Which brings me back to my original question; How were we both so wrong?
If you have never tried Air BNB, I highly suggest it. It’s an app where people post rooms and housing for rent instead of a hotel/motel.
I stayed with an amazing family. My room was their Library so I could read to my hearts content. Anyway, I saw my cat and made friends with the girl who will be taking care of her, I also went to Knott’s Berry Farm, dinners and brunches and karaokying with friends. Surprisingly, I even slept solid every night which I haven’t done much since being alone.
On another note, do you ever feel like your life is a Carnival and you are not sure you want to go on a Roller Coaster a 2nd time? Especially when you know parts of the track are faulty and they have only started to fix it.
I think I am there, right now. I am not sure if I should leave the Carnival completely since it just reopened. I don’t know if it will ever reopen again or if I want it to. I do know I need to wait and think seriously about riding this roller coaster again.
*This is Firepie and me.
I am on vacation and I can’t sleep. Plus, I can’t say why. Although, nobody knows me; I do not want to be judged for my life choices and until I seriously figure out what I want, I can’t share them.
I have been having a good time so far and tomorrow (today) I am going to Knott’s Berry Farm and seeing my cat tomorrow night. I’m beginning to think I should have stayed longer since I won’t have time to see everyone I planned. But, that is out of the question, financially.
It’s a bit weird staying with a family but everyone is super nice and make me feel like I am part of it.
I wasn’t going to talk about this, but I have to.
D. and I said our goodbyes or rather emailed them. He wrote such a sweet email, I am in tears. He has accepted the fact that neither of us will change for the other.
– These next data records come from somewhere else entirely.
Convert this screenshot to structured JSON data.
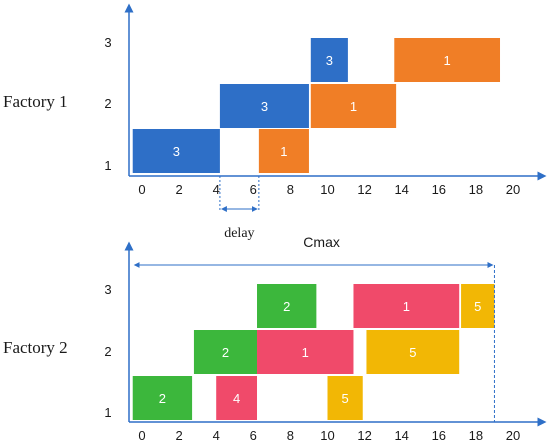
{
  "chart_data": [
    {
      "type": "gantt",
      "title": "Factory 1",
      "xticks": [
        "0",
        "2",
        "4",
        "6",
        "8",
        "10",
        "12",
        "14",
        "16",
        "18",
        "20"
      ],
      "xlim": [
        -1,
        21
      ],
      "machines": [
        "1",
        "2",
        "3"
      ],
      "operations": [
        {
          "job": "3",
          "machine": 1,
          "start": -0.5,
          "end": 4.2,
          "color": "blue"
        },
        {
          "job": "1",
          "machine": 1,
          "start": 6.3,
          "end": 9.0,
          "color": "orange"
        },
        {
          "job": "3",
          "machine": 2,
          "start": 4.2,
          "end": 9.0,
          "color": "blue"
        },
        {
          "job": "1",
          "machine": 2,
          "start": 9.1,
          "end": 13.7,
          "color": "orange"
        },
        {
          "job": "3",
          "machine": 3,
          "start": 9.1,
          "end": 11.1,
          "color": "blue"
        },
        {
          "job": "1",
          "machine": 3,
          "start": 13.6,
          "end": 19.3,
          "color": "orange"
        }
      ],
      "annotations": [
        {
          "text": "delay",
          "x_start": 4.2,
          "x_end": 6.3
        }
      ]
    },
    {
      "type": "gantt",
      "title": "Factory 2",
      "xticks": [
        "0",
        "2",
        "4",
        "6",
        "8",
        "10",
        "12",
        "14",
        "16",
        "18",
        "20"
      ],
      "xlim": [
        -1,
        21
      ],
      "machines": [
        "1",
        "2",
        "3"
      ],
      "operations": [
        {
          "job": "2",
          "machine": 1,
          "start": -0.5,
          "end": 2.7,
          "color": "green"
        },
        {
          "job": "4",
          "machine": 1,
          "start": 4.0,
          "end": 6.2,
          "color": "red"
        },
        {
          "job": "5",
          "machine": 1,
          "start": 10.0,
          "end": 11.9,
          "color": "yellow"
        },
        {
          "job": "2",
          "machine": 2,
          "start": 2.8,
          "end": 6.2,
          "color": "green"
        },
        {
          "job": "1",
          "machine": 2,
          "start": 6.2,
          "end": 11.4,
          "color": "red"
        },
        {
          "job": "5",
          "machine": 2,
          "start": 12.1,
          "end": 17.1,
          "color": "yellow"
        },
        {
          "job": "2",
          "machine": 3,
          "start": 6.2,
          "end": 9.4,
          "color": "green"
        },
        {
          "job": "1",
          "machine": 3,
          "start": 11.4,
          "end": 17.1,
          "color": "red"
        },
        {
          "job": "5",
          "machine": 3,
          "start": 17.2,
          "end": 19.0,
          "color": "yellow"
        }
      ],
      "annotations": [
        {
          "text": "Cmax",
          "x_start": -0.5,
          "x_end": 19.0
        }
      ]
    }
  ],
  "colors": {
    "blue": "#2e6fc7",
    "orange": "#f07e26",
    "green": "#3cb73c",
    "red": "#f04a6a",
    "yellow": "#f2b705",
    "axis": "#2e6fc7"
  }
}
I am not sure what I was supposed to change but he will never get real help for his addiction.
I Hate this Shit and I hate Satan for tearing us apart! I hate my emotions when the day started out so peaceful and I am turning into a puddle. again.
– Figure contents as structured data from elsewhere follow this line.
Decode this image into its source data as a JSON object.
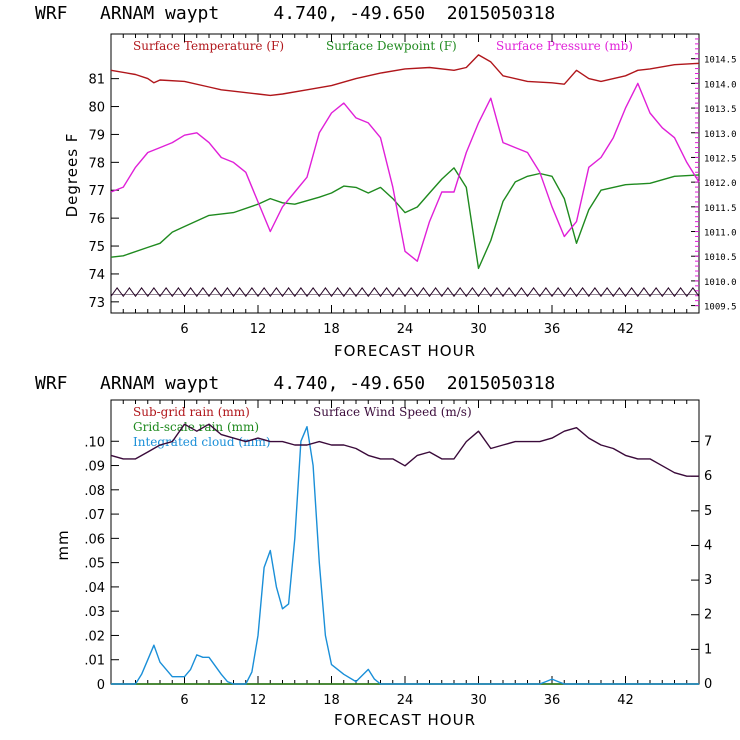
{
  "colors": {
    "temperature": "#b0161b",
    "dewpoint": "#1f8a1f",
    "pressure": "#e020d8",
    "wind": "#3a0a3a",
    "cloud": "#1a8fd8",
    "subgrid_rain": "#b0161b",
    "grid_rain": "#1f8a1f"
  },
  "chart_data": [
    {
      "type": "line",
      "title": "WRF   ARNAM waypt     4.740, -49.650  2015050318",
      "xlabel": "FORECAST HOUR",
      "ylabel": "Degrees F",
      "xlim": [
        0,
        48
      ],
      "ylim": [
        72.6,
        82.6
      ],
      "right_ylim": [
        1009.35,
        1015.0
      ],
      "x_ticks": [
        6,
        12,
        18,
        24,
        30,
        36,
        42
      ],
      "x_tick_labels": [
        "6",
        "12",
        "18",
        "24",
        "30",
        "36",
        "42"
      ],
      "y_ticks": [
        73,
        74,
        75,
        76,
        77,
        78,
        79,
        80,
        81
      ],
      "y_tick_labels": [
        "73",
        "74",
        "75",
        "76",
        "77",
        "78",
        "79",
        "80",
        "81"
      ],
      "right_ticks": [
        1009.5,
        1010.0,
        1010.5,
        1011.0,
        1011.5,
        1012.0,
        1012.5,
        1013.0,
        1013.5,
        1014.0,
        1014.5
      ],
      "right_tick_labels": [
        "1009.5",
        "1010.0",
        "1010.5",
        "1011.0",
        "1011.5",
        "1012.0",
        "1012.5",
        "1013.0",
        "1013.5",
        "1014.0",
        "1014.5"
      ],
      "series": [
        {
          "name": "Surface Temperature (F)",
          "axis": "left",
          "x": [
            0,
            2,
            3,
            3.5,
            4,
            6,
            8,
            9,
            10,
            12,
            13,
            14,
            16,
            18,
            20,
            22,
            24,
            26,
            28,
            29,
            30,
            31,
            32,
            34,
            36,
            37,
            38,
            39,
            40,
            42,
            43,
            44,
            46,
            48
          ],
          "y": [
            81.3,
            81.15,
            81.0,
            80.85,
            80.95,
            80.9,
            80.7,
            80.6,
            80.55,
            80.45,
            80.4,
            80.45,
            80.6,
            80.75,
            81.0,
            81.2,
            81.35,
            81.4,
            81.3,
            81.4,
            81.85,
            81.6,
            81.1,
            80.9,
            80.85,
            80.8,
            81.3,
            81.0,
            80.9,
            81.1,
            81.3,
            81.35,
            81.5,
            81.55
          ]
        },
        {
          "name": "Surface Dewpoint (F)",
          "axis": "left",
          "x": [
            0,
            1,
            3,
            4,
            5,
            6,
            8,
            10,
            12,
            13,
            14,
            15,
            17,
            18,
            19,
            20,
            21,
            22,
            23,
            24,
            25,
            26,
            27,
            28,
            29,
            30,
            31,
            32,
            33,
            34,
            35,
            36,
            37,
            38,
            39,
            40,
            42,
            44,
            46,
            48
          ],
          "y": [
            74.6,
            74.65,
            74.95,
            75.1,
            75.5,
            75.7,
            76.1,
            76.2,
            76.5,
            76.7,
            76.55,
            76.5,
            76.75,
            76.9,
            77.15,
            77.1,
            76.9,
            77.1,
            76.7,
            76.2,
            76.4,
            76.9,
            77.4,
            77.8,
            77.1,
            74.2,
            75.2,
            76.6,
            77.3,
            77.5,
            77.6,
            77.5,
            76.7,
            75.1,
            76.3,
            77.0,
            77.2,
            77.25,
            77.5,
            77.55
          ]
        },
        {
          "name": "Surface Pressure (mb)",
          "axis": "right",
          "x": [
            0,
            1,
            2,
            3,
            4,
            5,
            6,
            7,
            8,
            9,
            10,
            11,
            12,
            13,
            14,
            15,
            16,
            17,
            18,
            19,
            20,
            21,
            22,
            23,
            24,
            25,
            26,
            27,
            28,
            29,
            30,
            31,
            32,
            33,
            34,
            35,
            36,
            37,
            38,
            39,
            40,
            41,
            42,
            43,
            44,
            45,
            46,
            47,
            48
          ],
          "y": [
            1011.8,
            1011.9,
            1012.3,
            1012.6,
            1012.7,
            1012.8,
            1012.95,
            1013.0,
            1012.8,
            1012.5,
            1012.4,
            1012.2,
            1011.6,
            1011.0,
            1011.5,
            1011.8,
            1012.1,
            1013.0,
            1013.4,
            1013.6,
            1013.3,
            1013.2,
            1012.9,
            1011.9,
            1010.6,
            1010.4,
            1011.2,
            1011.8,
            1011.8,
            1012.6,
            1013.2,
            1013.7,
            1012.8,
            1012.7,
            1012.6,
            1012.2,
            1011.5,
            1010.9,
            1011.2,
            1012.3,
            1012.5,
            1012.9,
            1013.5,
            1014.0,
            1013.4,
            1013.1,
            1012.9,
            1012.4,
            1012.0
          ]
        }
      ],
      "hatch_band": {
        "y_low": 73.2,
        "y_high": 73.5
      }
    },
    {
      "type": "line",
      "title": "WRF   ARNAM waypt     4.740, -49.650  2015050318",
      "xlabel": "FORECAST HOUR",
      "ylabel": "mm",
      "xlim": [
        0,
        48
      ],
      "ylim": [
        0,
        0.117
      ],
      "right_ylim": [
        0,
        8.2
      ],
      "x_ticks": [
        6,
        12,
        18,
        24,
        30,
        36,
        42
      ],
      "x_tick_labels": [
        "6",
        "12",
        "18",
        "24",
        "30",
        "36",
        "42"
      ],
      "y_ticks": [
        0,
        0.01,
        0.02,
        0.03,
        0.04,
        0.05,
        0.06,
        0.07,
        0.08,
        0.09,
        0.1
      ],
      "y_tick_labels": [
        "0",
        ".01",
        ".02",
        ".03",
        ".04",
        ".05",
        ".06",
        ".07",
        ".08",
        ".09",
        ".10"
      ],
      "right_ticks": [
        0,
        1,
        2,
        3,
        4,
        5,
        6,
        7
      ],
      "right_tick_labels": [
        "0",
        "1",
        "2",
        "3",
        "4",
        "5",
        "6",
        "7"
      ],
      "series": [
        {
          "name": "Sub-grid rain (mm)",
          "axis": "left",
          "x": [
            0,
            48
          ],
          "y": [
            0,
            0
          ]
        },
        {
          "name": "Grid-scale rain (mm)",
          "axis": "left",
          "x": [
            0,
            48
          ],
          "y": [
            0,
            0
          ]
        },
        {
          "name": "Integrated cloud (mm)",
          "axis": "left",
          "x": [
            0,
            1,
            2,
            2.5,
            3,
            3.5,
            4,
            5,
            6,
            6.5,
            7,
            7.5,
            8,
            9,
            9.5,
            10,
            11,
            11.5,
            12,
            12.5,
            13,
            13.5,
            14,
            14.5,
            15,
            15.5,
            16,
            16.5,
            17,
            17.5,
            18,
            19,
            20,
            21,
            21.5,
            22,
            22.5,
            23,
            35,
            35.5,
            36,
            36.5,
            37,
            48
          ],
          "y": [
            0,
            0,
            0,
            0.004,
            0.01,
            0.016,
            0.009,
            0.003,
            0.003,
            0.006,
            0.012,
            0.011,
            0.011,
            0.004,
            0.001,
            0,
            0,
            0.005,
            0.02,
            0.048,
            0.055,
            0.04,
            0.031,
            0.033,
            0.06,
            0.1,
            0.106,
            0.09,
            0.05,
            0.02,
            0.008,
            0.004,
            0.001,
            0.006,
            0.002,
            0,
            0,
            0,
            0,
            0.001,
            0.002,
            0.001,
            0,
            0
          ]
        },
        {
          "name": "Surface Wind Speed (m/s)",
          "axis": "right",
          "x": [
            0,
            1,
            2,
            3,
            4,
            5,
            6,
            7,
            8,
            9,
            10,
            11,
            12,
            13,
            14,
            15,
            16,
            17,
            18,
            19,
            20,
            21,
            22,
            23,
            24,
            25,
            26,
            27,
            28,
            29,
            30,
            31,
            32,
            33,
            34,
            35,
            36,
            37,
            38,
            39,
            40,
            41,
            42,
            43,
            44,
            45,
            46,
            47,
            48
          ],
          "y": [
            6.6,
            6.5,
            6.5,
            6.7,
            6.9,
            7.0,
            7.5,
            7.3,
            7.5,
            7.2,
            7.1,
            7.0,
            7.1,
            7.0,
            7.0,
            6.9,
            6.9,
            7.0,
            6.9,
            6.9,
            6.8,
            6.6,
            6.5,
            6.5,
            6.3,
            6.6,
            6.7,
            6.5,
            6.5,
            7.0,
            7.3,
            6.8,
            6.9,
            7.0,
            7.0,
            7.0,
            7.1,
            7.3,
            7.4,
            7.1,
            6.9,
            6.8,
            6.6,
            6.5,
            6.5,
            6.3,
            6.1,
            6.0,
            6.0
          ]
        }
      ]
    }
  ]
}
I love/loved the man who I married and considered him my soul mate. I want to continue praying that he will go back to the man I married… BUT:
I can’t. I just tried to call him and didn’t get through. It is God’s way of saying to seriously Let Go!
God”s got it all under control and he alone lnows the future. It may be “us” again or it may not; but I can no longer wish, dream, hope, pray,or dwell on the possibility. I think by doing that, I am getting in the way of God’s plan..for both of us.
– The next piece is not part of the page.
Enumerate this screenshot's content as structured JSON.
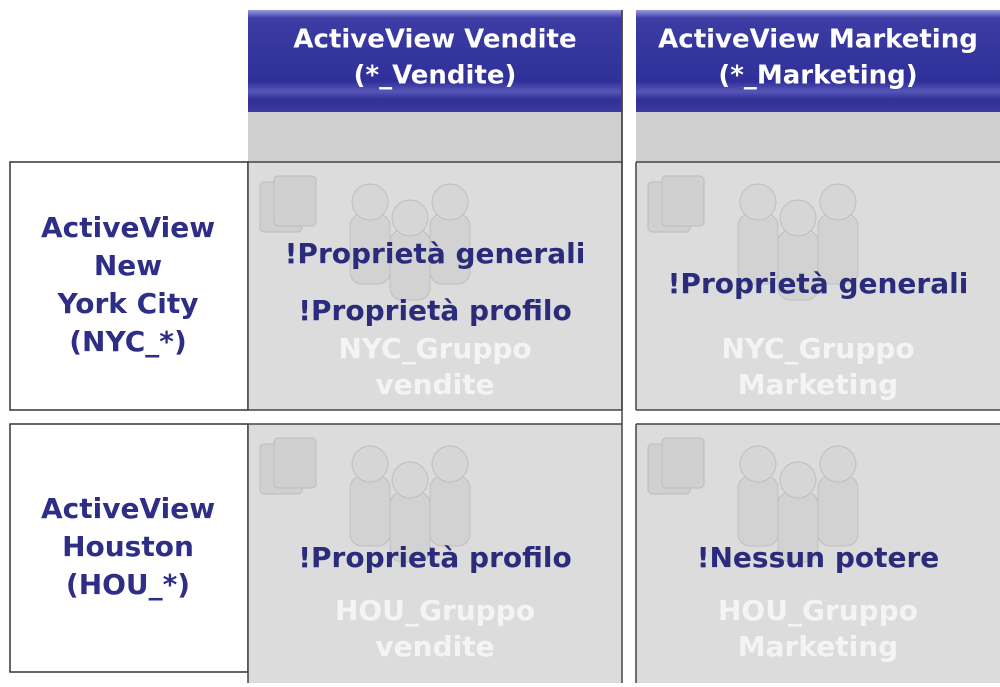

Tomorrow, I go to California. I am excited to see my old cat; and friends I haven”t seen since I moved here. When I get back, life will get back to my new reality and I will spend more time at my new church volunteering, etc.
I think i just went through a war but, I conquered it. After this night is over, my peace of my decision will once again, return.
After a lot of prayer, tears, pain,guilt, anger, sadness as well as, communication with him; I can finally say I am at peace with the Annulment and can move forward.
The fact that he lies or makes things up on Facebook and Instagram was enough to sway me this direction. The Pro/Con list, itself ended with a lot more con’s compared to pro’s.
The fact that he stopped drugs cold turkey really does not need to be taken under consideration because he could relapse any time just like he did in our marriage.
So, in conclusion, i am okay and my heart is at peace.
My song for today is; “I Am Woman!” by Helen Reddy.
I believe the fact that D. and I are communicating will help me to let go. It’s like wanting something you can’t have. Once you get it back, it’s not the same. I am going to write a Pro/Con list also. I deserve to be treated better and I need to stop settling.
I wrote my Pro/Cin list and Con”s win. I am okay and at peace now. I am done.